Eskiden bu sonsuz bozkırda bir buffaloydum. Şimdi sadece rüzgarım kaldı. İçime akan nehir artık zehirli… Toksik yeşil bir aura sızıyor omuzlarımdan. Soluduğum duman aklıma anlamını çözemediğim mesajlar yolluyor. Uzun zamandır benimle, dumanla haberleşiyorum. Bir kelime çekiyorum. “Kaç” yazıyor. Sadece onu anlıyorum dumandaki zehrinden. İçimde beliren ilkel bir dürtüyle koşmaya başlıyorum. Toprak toynaklarımın altında çatlıyor.

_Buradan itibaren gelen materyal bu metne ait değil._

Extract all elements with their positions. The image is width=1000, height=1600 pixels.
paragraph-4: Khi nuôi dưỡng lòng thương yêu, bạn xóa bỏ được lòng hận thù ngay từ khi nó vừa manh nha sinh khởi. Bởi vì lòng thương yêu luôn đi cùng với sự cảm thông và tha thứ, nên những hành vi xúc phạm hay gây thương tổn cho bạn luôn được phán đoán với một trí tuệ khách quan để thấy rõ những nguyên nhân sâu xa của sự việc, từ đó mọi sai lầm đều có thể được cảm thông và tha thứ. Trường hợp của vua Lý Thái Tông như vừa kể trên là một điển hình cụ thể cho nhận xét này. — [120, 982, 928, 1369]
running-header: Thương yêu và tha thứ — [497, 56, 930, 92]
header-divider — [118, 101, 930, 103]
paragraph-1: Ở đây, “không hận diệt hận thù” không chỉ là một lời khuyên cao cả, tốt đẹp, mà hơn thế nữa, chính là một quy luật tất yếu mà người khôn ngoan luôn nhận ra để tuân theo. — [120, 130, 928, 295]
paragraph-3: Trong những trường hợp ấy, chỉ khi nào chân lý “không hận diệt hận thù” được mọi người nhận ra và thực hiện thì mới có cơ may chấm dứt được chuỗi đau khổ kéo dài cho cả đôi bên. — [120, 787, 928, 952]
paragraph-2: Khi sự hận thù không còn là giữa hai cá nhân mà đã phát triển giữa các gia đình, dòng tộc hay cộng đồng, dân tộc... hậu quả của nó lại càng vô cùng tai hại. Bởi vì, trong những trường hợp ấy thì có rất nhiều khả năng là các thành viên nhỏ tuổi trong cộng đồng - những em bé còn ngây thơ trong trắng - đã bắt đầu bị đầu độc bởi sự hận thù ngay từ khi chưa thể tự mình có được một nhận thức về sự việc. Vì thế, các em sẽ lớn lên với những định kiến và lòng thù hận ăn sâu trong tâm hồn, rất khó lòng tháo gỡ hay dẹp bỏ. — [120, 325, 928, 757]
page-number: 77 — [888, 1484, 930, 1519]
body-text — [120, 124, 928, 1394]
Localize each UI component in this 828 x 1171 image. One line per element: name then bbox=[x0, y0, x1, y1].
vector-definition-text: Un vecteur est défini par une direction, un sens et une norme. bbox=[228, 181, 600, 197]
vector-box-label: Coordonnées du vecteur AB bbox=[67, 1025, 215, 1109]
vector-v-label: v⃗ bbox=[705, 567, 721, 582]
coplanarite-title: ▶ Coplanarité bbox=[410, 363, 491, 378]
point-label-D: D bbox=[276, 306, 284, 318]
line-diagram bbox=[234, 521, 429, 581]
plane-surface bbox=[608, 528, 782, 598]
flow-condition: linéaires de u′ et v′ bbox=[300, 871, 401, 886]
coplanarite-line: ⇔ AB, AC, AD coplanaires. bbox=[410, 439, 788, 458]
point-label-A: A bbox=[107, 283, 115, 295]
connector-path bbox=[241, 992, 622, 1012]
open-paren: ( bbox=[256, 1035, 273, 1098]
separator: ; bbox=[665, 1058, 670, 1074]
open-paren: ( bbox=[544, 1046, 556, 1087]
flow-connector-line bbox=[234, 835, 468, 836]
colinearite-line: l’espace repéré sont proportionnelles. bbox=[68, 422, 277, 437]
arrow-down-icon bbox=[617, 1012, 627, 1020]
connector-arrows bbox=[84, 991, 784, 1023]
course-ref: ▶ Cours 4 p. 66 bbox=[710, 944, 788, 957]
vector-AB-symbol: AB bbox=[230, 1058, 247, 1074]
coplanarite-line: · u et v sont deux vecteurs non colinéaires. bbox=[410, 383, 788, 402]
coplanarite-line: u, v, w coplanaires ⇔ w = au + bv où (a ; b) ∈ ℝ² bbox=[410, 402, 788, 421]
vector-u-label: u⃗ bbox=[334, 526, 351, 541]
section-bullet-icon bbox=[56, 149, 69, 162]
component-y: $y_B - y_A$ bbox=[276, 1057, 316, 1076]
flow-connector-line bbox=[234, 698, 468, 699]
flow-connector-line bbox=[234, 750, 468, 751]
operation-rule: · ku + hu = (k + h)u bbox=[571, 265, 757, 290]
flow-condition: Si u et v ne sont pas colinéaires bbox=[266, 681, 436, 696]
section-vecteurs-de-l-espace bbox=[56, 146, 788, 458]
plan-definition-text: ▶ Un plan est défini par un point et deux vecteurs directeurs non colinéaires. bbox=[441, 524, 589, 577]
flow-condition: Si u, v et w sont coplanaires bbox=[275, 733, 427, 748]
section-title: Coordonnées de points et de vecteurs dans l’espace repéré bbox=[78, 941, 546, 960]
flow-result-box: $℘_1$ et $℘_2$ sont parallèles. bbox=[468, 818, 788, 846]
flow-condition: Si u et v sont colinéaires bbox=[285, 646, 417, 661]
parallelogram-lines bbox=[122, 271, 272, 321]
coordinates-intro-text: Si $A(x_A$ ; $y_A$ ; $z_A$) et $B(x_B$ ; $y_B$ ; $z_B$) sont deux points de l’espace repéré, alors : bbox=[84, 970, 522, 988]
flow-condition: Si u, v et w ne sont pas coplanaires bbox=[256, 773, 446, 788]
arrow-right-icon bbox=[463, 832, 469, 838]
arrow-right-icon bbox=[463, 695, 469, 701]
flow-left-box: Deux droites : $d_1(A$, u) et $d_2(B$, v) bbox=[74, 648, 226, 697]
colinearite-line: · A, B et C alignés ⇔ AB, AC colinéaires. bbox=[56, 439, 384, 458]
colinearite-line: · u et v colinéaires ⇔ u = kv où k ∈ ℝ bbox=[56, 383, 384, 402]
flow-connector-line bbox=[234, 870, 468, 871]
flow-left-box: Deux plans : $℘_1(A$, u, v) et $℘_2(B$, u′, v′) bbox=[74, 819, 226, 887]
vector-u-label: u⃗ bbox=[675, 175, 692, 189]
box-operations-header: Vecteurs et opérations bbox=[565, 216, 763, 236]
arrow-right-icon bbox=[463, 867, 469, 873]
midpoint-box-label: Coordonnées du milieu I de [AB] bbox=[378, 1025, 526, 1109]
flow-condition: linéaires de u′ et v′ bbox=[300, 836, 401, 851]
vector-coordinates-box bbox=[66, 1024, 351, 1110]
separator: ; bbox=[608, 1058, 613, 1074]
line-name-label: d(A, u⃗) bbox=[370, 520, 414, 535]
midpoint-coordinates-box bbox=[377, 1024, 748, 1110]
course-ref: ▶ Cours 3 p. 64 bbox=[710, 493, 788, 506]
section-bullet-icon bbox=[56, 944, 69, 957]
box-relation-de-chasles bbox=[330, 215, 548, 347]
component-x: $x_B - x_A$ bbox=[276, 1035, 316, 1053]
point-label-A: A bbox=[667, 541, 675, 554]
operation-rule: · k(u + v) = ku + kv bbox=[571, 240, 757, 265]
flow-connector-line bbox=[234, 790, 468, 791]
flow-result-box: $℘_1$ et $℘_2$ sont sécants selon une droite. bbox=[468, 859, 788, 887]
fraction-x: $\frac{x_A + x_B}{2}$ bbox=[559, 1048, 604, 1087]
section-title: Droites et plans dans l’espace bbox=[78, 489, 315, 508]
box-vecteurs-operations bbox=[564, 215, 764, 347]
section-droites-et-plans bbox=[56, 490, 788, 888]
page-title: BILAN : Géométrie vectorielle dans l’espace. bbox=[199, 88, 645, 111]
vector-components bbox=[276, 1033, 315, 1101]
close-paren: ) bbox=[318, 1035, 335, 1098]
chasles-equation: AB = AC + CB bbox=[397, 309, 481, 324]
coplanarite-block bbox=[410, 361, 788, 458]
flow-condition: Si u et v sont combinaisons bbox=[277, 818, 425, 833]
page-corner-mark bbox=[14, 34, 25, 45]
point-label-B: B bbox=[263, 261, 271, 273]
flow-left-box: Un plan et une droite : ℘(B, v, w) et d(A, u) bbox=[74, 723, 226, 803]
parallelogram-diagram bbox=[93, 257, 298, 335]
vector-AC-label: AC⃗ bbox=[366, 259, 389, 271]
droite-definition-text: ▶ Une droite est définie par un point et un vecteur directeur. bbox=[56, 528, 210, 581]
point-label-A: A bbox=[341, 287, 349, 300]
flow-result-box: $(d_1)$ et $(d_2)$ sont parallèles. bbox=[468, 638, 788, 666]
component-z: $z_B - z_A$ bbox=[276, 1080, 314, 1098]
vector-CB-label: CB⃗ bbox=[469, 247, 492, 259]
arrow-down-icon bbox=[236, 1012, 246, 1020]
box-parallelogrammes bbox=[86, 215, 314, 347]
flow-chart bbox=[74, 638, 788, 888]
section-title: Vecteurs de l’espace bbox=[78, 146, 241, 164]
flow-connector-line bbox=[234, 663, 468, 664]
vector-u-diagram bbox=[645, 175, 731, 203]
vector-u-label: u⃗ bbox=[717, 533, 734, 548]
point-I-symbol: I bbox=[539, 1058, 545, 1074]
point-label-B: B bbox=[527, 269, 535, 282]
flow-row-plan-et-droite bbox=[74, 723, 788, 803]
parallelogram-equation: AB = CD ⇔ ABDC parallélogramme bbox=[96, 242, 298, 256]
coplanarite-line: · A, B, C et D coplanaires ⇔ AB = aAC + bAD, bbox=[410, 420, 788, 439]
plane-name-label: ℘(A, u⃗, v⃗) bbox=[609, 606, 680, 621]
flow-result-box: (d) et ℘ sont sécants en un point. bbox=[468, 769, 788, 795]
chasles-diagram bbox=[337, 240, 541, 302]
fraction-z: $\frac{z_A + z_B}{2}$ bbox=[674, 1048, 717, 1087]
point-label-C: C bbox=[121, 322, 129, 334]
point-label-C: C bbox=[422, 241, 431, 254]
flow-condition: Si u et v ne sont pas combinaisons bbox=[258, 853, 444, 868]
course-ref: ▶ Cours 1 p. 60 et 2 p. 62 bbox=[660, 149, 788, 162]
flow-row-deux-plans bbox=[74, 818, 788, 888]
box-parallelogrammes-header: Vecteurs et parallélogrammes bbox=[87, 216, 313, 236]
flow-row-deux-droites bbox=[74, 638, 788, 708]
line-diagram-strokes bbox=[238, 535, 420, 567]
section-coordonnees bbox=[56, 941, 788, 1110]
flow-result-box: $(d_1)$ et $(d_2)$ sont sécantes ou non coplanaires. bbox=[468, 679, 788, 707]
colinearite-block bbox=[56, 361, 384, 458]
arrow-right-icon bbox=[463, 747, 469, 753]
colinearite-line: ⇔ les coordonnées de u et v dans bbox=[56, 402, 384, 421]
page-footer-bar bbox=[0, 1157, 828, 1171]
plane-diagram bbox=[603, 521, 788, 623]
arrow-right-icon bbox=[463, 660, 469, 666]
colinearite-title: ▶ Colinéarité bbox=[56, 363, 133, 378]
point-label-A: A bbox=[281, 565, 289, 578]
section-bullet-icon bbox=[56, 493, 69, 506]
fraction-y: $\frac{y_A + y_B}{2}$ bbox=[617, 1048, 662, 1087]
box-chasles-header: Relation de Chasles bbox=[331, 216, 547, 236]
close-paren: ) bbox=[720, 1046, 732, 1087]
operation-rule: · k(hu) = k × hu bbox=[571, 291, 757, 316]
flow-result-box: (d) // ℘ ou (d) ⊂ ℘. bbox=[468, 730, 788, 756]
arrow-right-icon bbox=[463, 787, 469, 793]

Ağzımdan salyalar saçarak koşuyorum. Daha fazla güç lazım… Ellerimi de kullanmaya başlıyorum. Formum değişiyor. Ellerim toprağa dokununca değişiyor. Parmaklarım birleşip sertleşiyor. Artık daha hızlıyım… Bir şeroke oku gibi hissediyorum. İsimsiz topraklardan, soyu keşfedilmeden katledilmiş kabilelerin arasından geçiyorum.
Veba…
Kıtlık…
ve beyaz adam,
hatta ölümün kendisi bile hızıma yetişemiyor.
Bu sonsuz bozkırda ölümüne şehirli bir soluk benizliyim. Tahta arabama oturmuş, cılız atımla sonsuza gitmekteyim. Dönüş yok… eskiden bir şey olduğumu hatırlıyorum… bilinçsizim.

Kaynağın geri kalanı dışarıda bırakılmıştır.